При этом за последнее время от Антарктики оторвались айсберги - один размером с Чезапикский залив, еще один - побольше штата Делавер.
New Iceberg Breaks Off Antarctica
By Randolph E. Schmid
Associated Press Writer
Wednesday, May 15, 2002; 4:03 PM
WASHINGTON –– A new iceberg nearly as large as Chesapeake Bay has broken away from Antarctica.
The National Ice Center reported Wednesday that the berg, named C-19, had split off and was afloat next to Antarctica's Ross Ice Shelf.
C-19 measures 124 miles long and 19.5 miles wide, or 2,428 square miles. Chesapeake Bay is 2,747 square miles.
The iceberg is named C-19 because it's the 19th new berg reported in that section of Antarctica since records were first kept in 1976.
The report of C-19 comes less than a week after C-18 broke free in the same general area. C-18 was 47 miles long and 4.6 miles across.
In March, another giant berg broke free in an adjacent area. Named B-22, it measured 2,120 square miles, bigger than the state of Delaware.
Also in March, a large floating ice shelf in Antarctica collapsed. The 1,250-square-mile section of the Larsen Ice Shelf splintered into a plume of drifting icebergs during a five-week period that ended March 7.
New measurements, though, indicate the ice in parts of Antarctica is thickening, reversing earlier estimates that the sheet was melting.
Scientists reported in January that new flow measurements for the Ross ice streams indicate some of their movement has slowed or halted, allowing the ice to thicken.
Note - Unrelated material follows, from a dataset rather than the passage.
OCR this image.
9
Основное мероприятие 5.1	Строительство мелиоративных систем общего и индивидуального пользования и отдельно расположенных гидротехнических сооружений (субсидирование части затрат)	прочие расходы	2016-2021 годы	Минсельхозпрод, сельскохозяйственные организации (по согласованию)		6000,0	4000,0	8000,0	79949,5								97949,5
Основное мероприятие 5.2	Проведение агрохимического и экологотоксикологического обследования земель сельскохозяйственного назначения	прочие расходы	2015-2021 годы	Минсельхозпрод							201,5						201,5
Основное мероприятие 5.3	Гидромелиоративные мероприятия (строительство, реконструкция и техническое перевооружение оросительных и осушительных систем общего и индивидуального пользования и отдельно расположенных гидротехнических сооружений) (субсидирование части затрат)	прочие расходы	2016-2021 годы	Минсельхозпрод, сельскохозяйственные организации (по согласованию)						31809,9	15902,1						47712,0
Researchers don't know if the thickening is merely part of some short-term fluctuation or represents a reversal of the ice's long retreat.
That report, in the journal Science, came less than a week after a paper in Nature reported that Antarctica's harsh desert valleys – long considered a bellwether for global climate change – have grown noticeably cooler since the mid-1980s.
The National Ice Center, based in Suitland, Md., provides worldwide ice analyses and tracking to assist the military and private shippers.
It is a joint operation of the Navy, National Oceanic and Atmospheric Administration and Coast Guard.